Understanding the spread patterns of WHDM is important for resource managers seeking to increase biodiversity and produce forest products. Focus has shifted to creating silvivultural prescriptions that emulate natural disturbances that are still economically viable and that maintain ecosystem functions. Disturbance events can control WHDM but also create opportunities to increase its spread and intensification so managers need to have an understanding of how a particular forest structure will affect WHDM. Also, if we want to maintain biodiversity, understanding how WHDM infection centers created by fire develop is important. Fire frequency and severity may be increasing in the future and the loss of mixed severity fire would mean a significant loss of WHDM. Land managers seeking to emulate burns can use this information to plan burns that preserve patches of WHDM if desired and understand how the pathogen will progress 25 years later.
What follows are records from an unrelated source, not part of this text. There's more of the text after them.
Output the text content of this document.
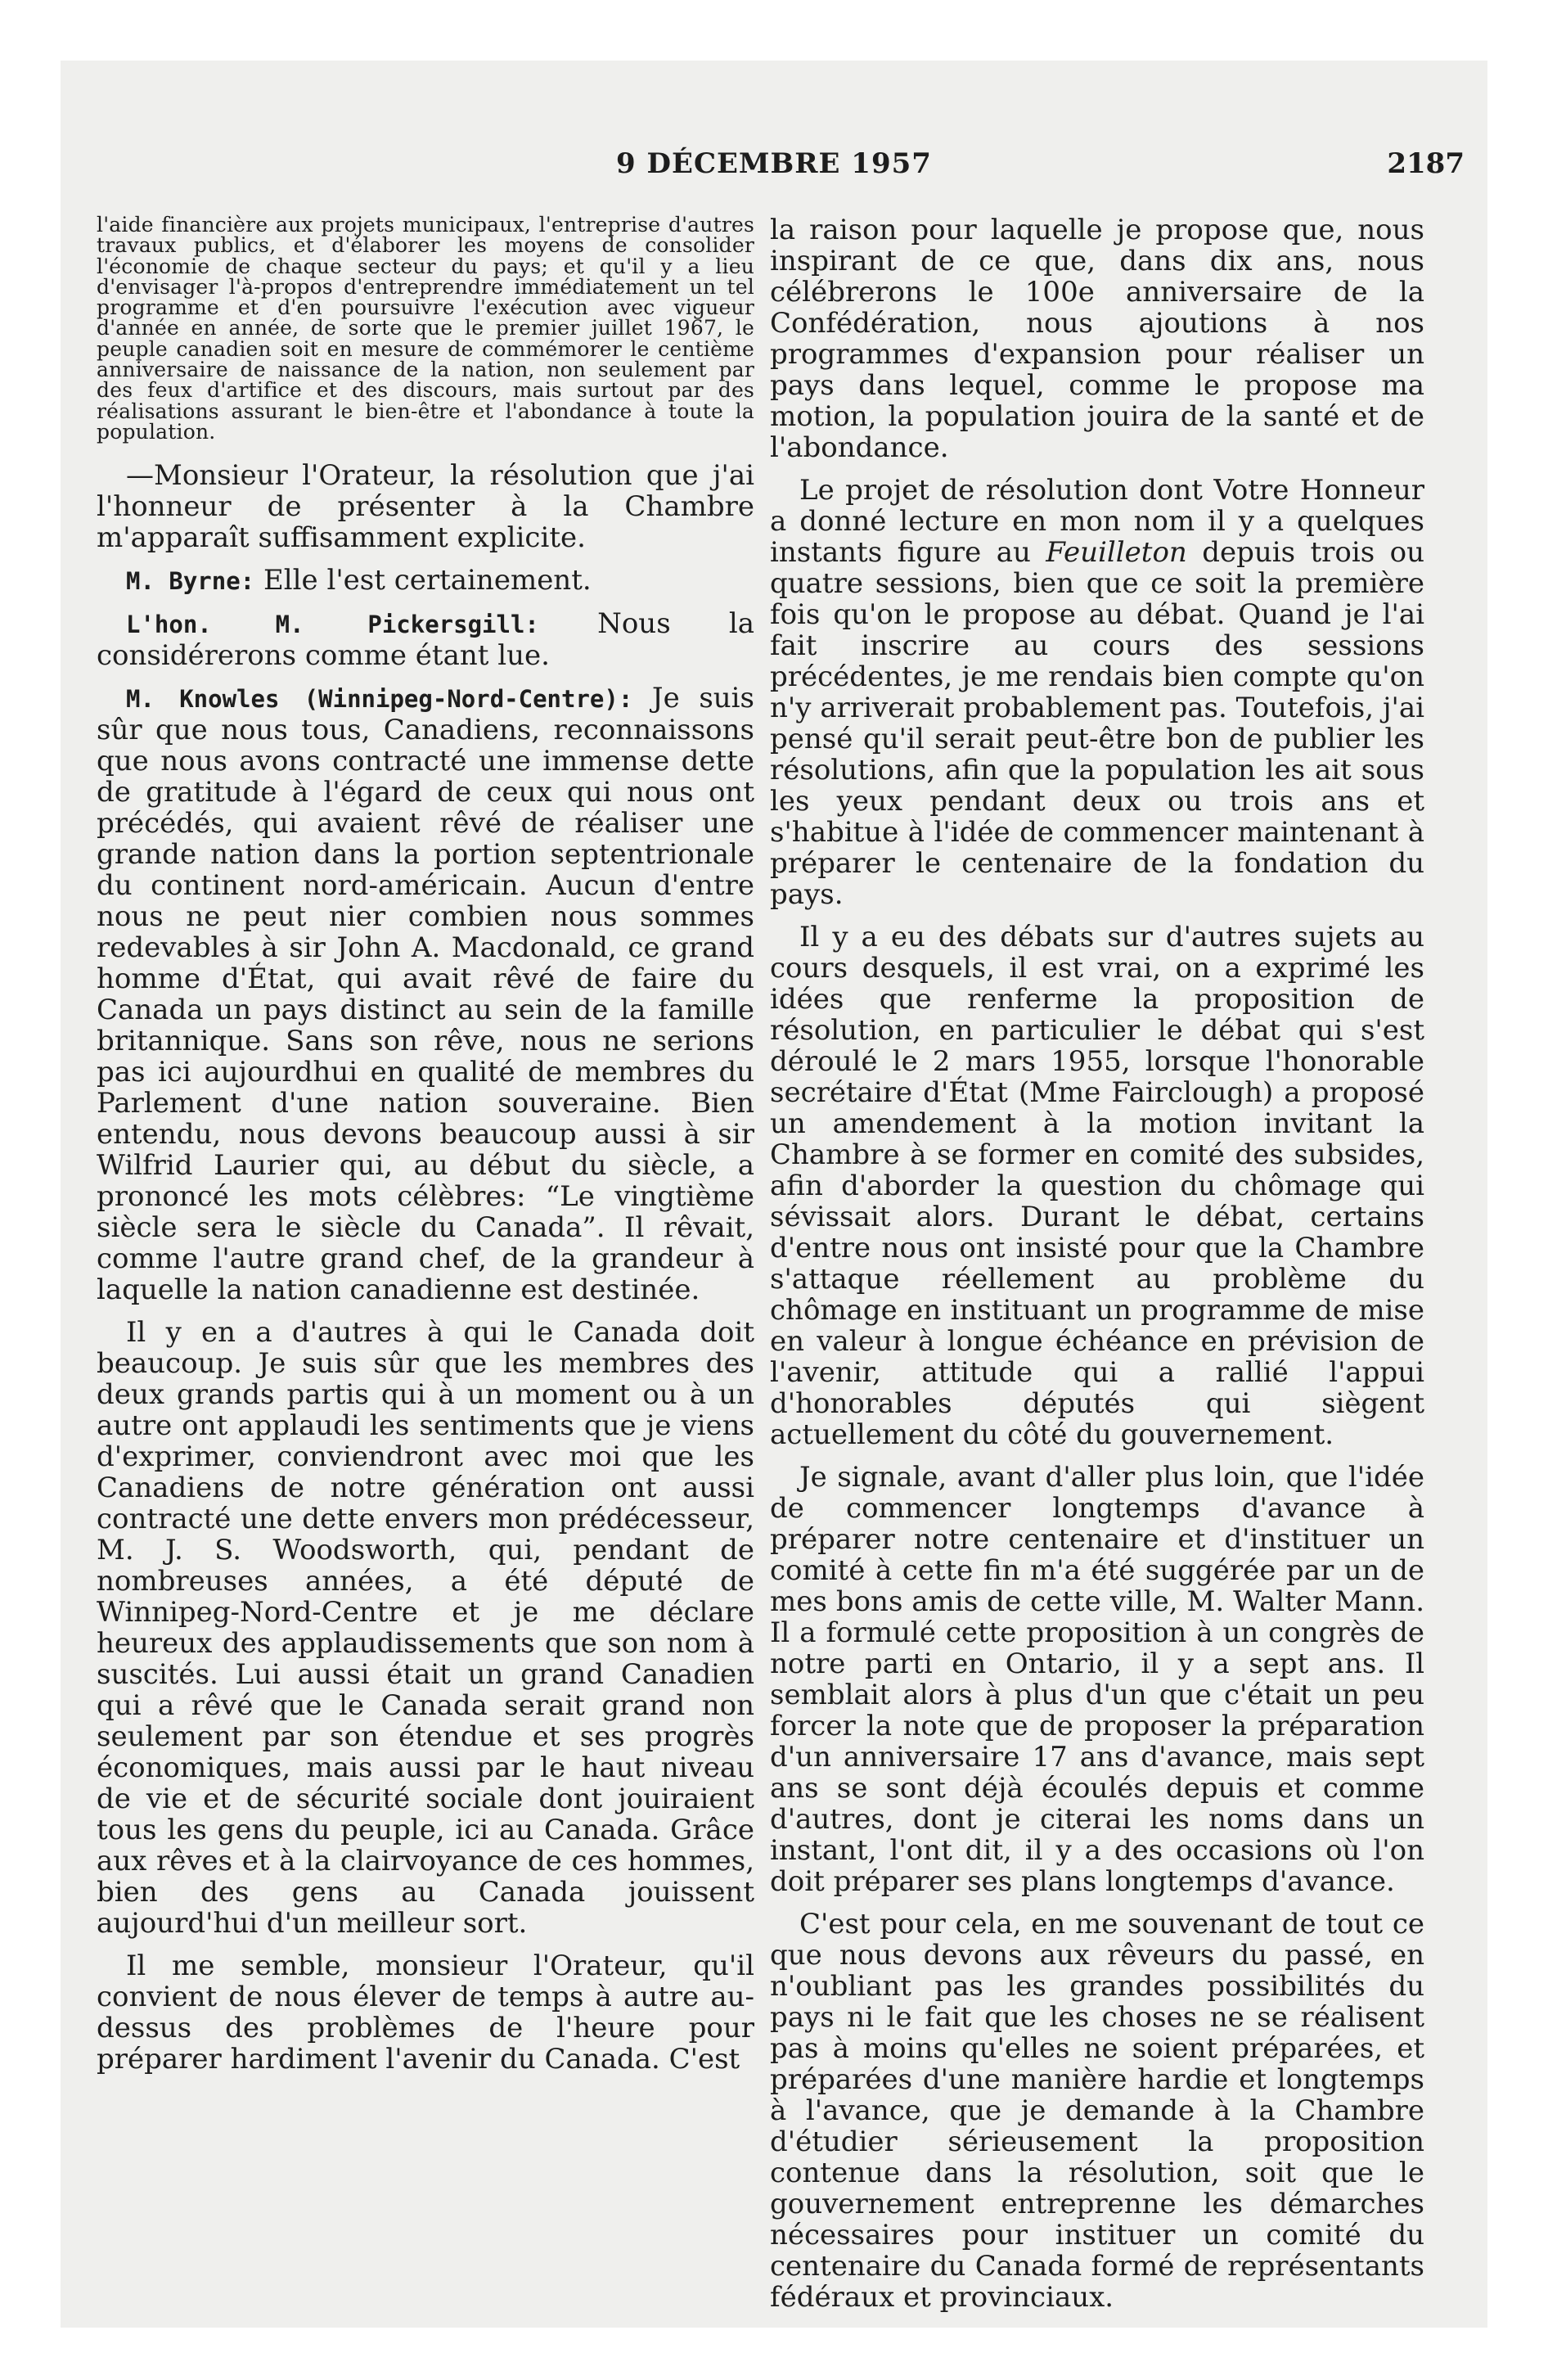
9 DÉCEMBRE 1957	2187

l'aide financière aux projets municipaux, l'entreprise d'autres travaux publics, et d'élaborer les moyens de consolider l'économie de chaque secteur du pays; et qu'il y a lieu d'envisager l'à-propos d'entreprendre immédiatement un tel programme et d'en poursuivre l'exécution avec vigueur d'année en année, de sorte que le premier juillet 1967, le peuple canadien soit en mesure de commémorer le centième anniversaire de naissance de la nation, non seulement par des feux d'artifice et des discours, mais surtout par des réalisations assurant le bien-être et l'abondance à toute la population.

—Monsieur l'Orateur, la résolution que j'ai l'honneur de présenter à la Chambre m'apparaît suffisamment explicite.

M. Byrne: Elle l'est certainement.

L'hon. M. Pickersgill: Nous la considérerons comme étant lue.

M. Knowles (Winnipeg-Nord-Centre): Je suis sûr que nous tous, Canadiens, reconnaissons que nous avons contracté une immense dette de gratitude à l'égard de ceux qui nous ont précédés, qui avaient rêvé de réaliser une grande nation dans la portion septentrionale du continent nord-américain. Aucun d'entre nous ne peut nier combien nous sommes redevables à sir John A. Macdonald, ce grand homme d'État, qui avait rêvé de faire du Canada un pays distinct au sein de la famille britannique. Sans son rêve, nous ne serions pas ici aujourdhui en qualité de membres du Parlement d'une nation souveraine. Bien entendu, nous devons beaucoup aussi à sir Wilfrid Laurier qui, au début du siècle, a prononcé les mots célèbres: “Le vingtième siècle sera le siècle du Canada”. Il rêvait, comme l'autre grand chef, de la grandeur à laquelle la nation canadienne est destinée.

Il y en a d'autres à qui le Canada doit beaucoup. Je suis sûr que les membres des deux grands partis qui à un moment ou à un autre ont applaudi les sentiments que je viens d'exprimer, conviendront avec moi que les Canadiens de notre génération ont aussi contracté une dette envers mon prédécesseur, M. J. S. Woodsworth, qui, pendant de nombreuses années, a été député de Winnipeg-Nord-Centre et je me déclare heureux des applaudissements que son nom à suscités. Lui aussi était un grand Canadien qui a rêvé que le Canada serait grand non seulement par son étendue et ses progrès économiques, mais aussi par le haut niveau de vie et de sécurité sociale dont jouiraient tous les gens du peuple, ici au Canada. Grâce aux rêves et à la clairvoyance de ces hommes, bien des gens au Canada jouissent aujourd'hui d'un meilleur sort.

Il me semble, monsieur l'Orateur, qu'il convient de nous élever de temps à autre au-dessus des problèmes de l'heure pour préparer hardiment l'avenir du Canada. C'est

la raison pour laquelle je propose que, nous inspirant de ce que, dans dix ans, nous célébrerons le 100e anniversaire de la Confédération, nous ajoutions à nos programmes d'expansion pour réaliser un pays dans lequel, comme le propose ma motion, la population jouira de la santé et de l'abondance.

Le projet de résolution dont Votre Honneur a donné lecture en mon nom il y a quelques instants figure au Feuilleton depuis trois ou quatre sessions, bien que ce soit la première fois qu'on le propose au débat. Quand je l'ai fait inscrire au cours des sessions précédentes, je me rendais bien compte qu'on n'y arriverait probablement pas. Toutefois, j'ai pensé qu'il serait peut-être bon de publier les résolutions, afin que la population les ait sous les yeux pendant deux ou trois ans et s'habitue à l'idée de commencer maintenant à préparer le centenaire de la fondation du pays.

Il y a eu des débats sur d'autres sujets au cours desquels, il est vrai, on a exprimé les idées que renferme la proposition de résolution, en particulier le débat qui s'est déroulé le 2 mars 1955, lorsque l'honorable secrétaire d'État (Mme Fairclough) a proposé un amendement à la motion invitant la Chambre à se former en comité des subsides, afin d'aborder la question du chômage qui sévissait alors. Durant le débat, certains d'entre nous ont insisté pour que la Chambre s'attaque réellement au problème du chômage en instituant un programme de mise en valeur à longue échéance en prévision de l'avenir, attitude qui a rallié l'appui d'honorables députés qui siègent actuellement du côté du gouvernement.

Je signale, avant d'aller plus loin, que l'idée de commencer longtemps d'avance à préparer notre centenaire et d'instituer un comité à cette fin m'a été suggérée par un de mes bons amis de cette ville, M. Walter Mann. Il a formulé cette proposition à un congrès de notre parti en Ontario, il y a sept ans. Il semblait alors à plus d'un que c'était un peu forcer la note que de proposer la préparation d'un anniversaire 17 ans d'avance, mais sept ans se sont déjà écoulés depuis et comme d'autres, dont je citerai les noms dans un instant, l'ont dit, il y a des occasions où l'on doit préparer ses plans longtemps d'avance.

C'est pour cela, en me souvenant de tout ce que nous devons aux rêveurs du passé, en n'oubliant pas les grandes possibilités du pays ni le fait que les choses ne se réalisent pas à moins qu'elles ne soient préparées, et préparées d'une manière hardie et longtemps à l'avance, que je demande à la Chambre d'étudier sérieusement la proposition contenue dans la résolution, soit que le gouvernement entreprenne les démarches nécessaires pour instituer un comité du centenaire du Canada formé de représentants fédéraux et provinciaux.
This is not usually the case for forest pathogens.

Level of Preparation

I have worked in ArcMap quite a bit, but I haven’t much experience with the wide range of functionality of ArcInfo. I used ModelBuilder somewhat to keep my queries and basic analyses organized. No experience programming in Python. I have taken two stats classes before this using R and feel I have a working knowledge and have no problem learning new tools in it. However, I have very little work with image processing such as working with rasters and some small exposure to LiDAR processing.